As of 2021, it is estimated that there are over 7 million Palestinian refugees worldwide, most of which are registered through UNRWA.
Most Palestinian refugees live in refugee camps in Palestine, Jordan, Lebanon and Syria. The rest are scattered all across the globe.
Israel prevents Palestinian refugees from returning because it claims they are a security threat. However, seeing as Israel is a settler colony built on stolen land, it did not have the population numbers to sustain itself. It could only be established by creating new demographic realities on the ground, these new realities necessitated that approximately 80% of the Palestinians in what is today considered Israel be ethnically cleansed to maintain a demographically stable Zionist ethnocracy. In short, Israel can only exist because millions of Palestinians are scattered refugees all over the world, simply because they are not Jewish.
Palestinian refugees are special in the sense that they are overseen by the United Nations Relief and Works Agency for Palestine Refugees in the Near East (UNRWA) rather than the United Nations High Commissioner for Refugees (UNHCR). This is because (UNHCR) did not exist as an organization when the ethnic cleansing of Palestine occurred. This, however, confers no special privileges to Palestinians, and can in fact be detrimental to Palestinian refugees compared to refugees from other contexts.

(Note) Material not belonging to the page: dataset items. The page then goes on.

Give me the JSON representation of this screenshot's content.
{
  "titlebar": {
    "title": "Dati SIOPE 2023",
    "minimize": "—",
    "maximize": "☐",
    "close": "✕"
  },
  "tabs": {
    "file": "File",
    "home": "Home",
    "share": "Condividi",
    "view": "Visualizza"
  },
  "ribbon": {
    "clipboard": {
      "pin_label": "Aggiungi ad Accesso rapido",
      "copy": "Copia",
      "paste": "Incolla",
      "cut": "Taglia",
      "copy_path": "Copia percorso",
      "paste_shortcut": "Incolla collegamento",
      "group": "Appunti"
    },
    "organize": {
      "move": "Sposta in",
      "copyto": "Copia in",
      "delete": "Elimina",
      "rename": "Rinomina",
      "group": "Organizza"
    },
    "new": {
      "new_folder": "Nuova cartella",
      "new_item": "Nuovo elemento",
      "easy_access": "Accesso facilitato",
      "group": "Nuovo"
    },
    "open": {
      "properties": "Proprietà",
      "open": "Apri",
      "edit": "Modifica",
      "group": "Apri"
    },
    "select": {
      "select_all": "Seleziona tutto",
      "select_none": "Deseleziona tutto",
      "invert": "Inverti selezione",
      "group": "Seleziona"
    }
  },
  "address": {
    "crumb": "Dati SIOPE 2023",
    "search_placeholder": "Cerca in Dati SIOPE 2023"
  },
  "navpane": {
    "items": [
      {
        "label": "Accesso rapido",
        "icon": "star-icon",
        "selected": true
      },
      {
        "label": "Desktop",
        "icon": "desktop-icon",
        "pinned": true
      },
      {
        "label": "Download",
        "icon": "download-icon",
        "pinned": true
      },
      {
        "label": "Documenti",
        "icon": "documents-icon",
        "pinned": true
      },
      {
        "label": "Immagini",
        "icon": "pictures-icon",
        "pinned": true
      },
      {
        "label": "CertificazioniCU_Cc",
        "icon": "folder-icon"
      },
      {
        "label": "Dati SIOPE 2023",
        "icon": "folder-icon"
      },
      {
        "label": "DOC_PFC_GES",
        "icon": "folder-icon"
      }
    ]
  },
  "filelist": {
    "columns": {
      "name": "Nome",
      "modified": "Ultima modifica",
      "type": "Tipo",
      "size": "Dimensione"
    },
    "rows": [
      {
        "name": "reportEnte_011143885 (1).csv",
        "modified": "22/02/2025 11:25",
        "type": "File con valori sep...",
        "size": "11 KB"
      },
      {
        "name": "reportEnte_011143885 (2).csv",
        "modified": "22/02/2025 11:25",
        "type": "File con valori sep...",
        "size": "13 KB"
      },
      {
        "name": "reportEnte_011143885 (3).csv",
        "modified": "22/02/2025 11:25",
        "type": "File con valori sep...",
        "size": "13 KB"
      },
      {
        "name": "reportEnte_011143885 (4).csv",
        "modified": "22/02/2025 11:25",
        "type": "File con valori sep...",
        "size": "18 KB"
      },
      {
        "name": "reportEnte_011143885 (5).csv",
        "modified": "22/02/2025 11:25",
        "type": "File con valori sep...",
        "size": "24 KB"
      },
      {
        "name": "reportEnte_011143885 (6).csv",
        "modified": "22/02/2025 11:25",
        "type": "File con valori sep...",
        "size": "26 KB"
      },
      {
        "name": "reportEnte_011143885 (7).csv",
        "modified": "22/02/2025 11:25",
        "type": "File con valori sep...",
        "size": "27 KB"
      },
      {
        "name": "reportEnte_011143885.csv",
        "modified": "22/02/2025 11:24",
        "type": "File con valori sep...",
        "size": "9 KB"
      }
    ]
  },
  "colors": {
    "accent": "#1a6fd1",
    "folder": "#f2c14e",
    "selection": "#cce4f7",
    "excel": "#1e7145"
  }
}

According to the official United Nations website:
“Under international law and the principle of family unity, the children of refugees and their descendants are also considered refugees until a durable solution is found. Both UNRWA and UNHCR recognize descendants as refugees on this basis, a practice that has been widely accepted by the international community, including both donors and refugee hosting countries. Palestine refugees are not distinct from other protracted refugee situations such as those from Afghanistan or Somalia, where there are multiple generations of refugees, considered by UNHCR as refugees and supported as such. Protracted refugee situations are the result of the failure to find political solutions to their underlying political crises.“
According to international law, refugees have a right to return to their homes and they should not be used as sacrificial lambs so that Israel can pursue its racist, artificial demographic aims.
The expulsion of the Palestinians forms a cornerstone of the question of Palestine and the Palestinian revolution. The refugees expelled by Israel still languish in refugee camps simply for not being Jewish. For any lasting solution to materialize justice must be taken into account. There can be no justice without the right of return.
Thousands of residents of Yarmouk Palestine refugee camp in Syria line up to receive humanitarian aid after UNRWA regains access to the camp in January 2014, providing a limited quantity of food and hygiene items at a distribution area inside the camp.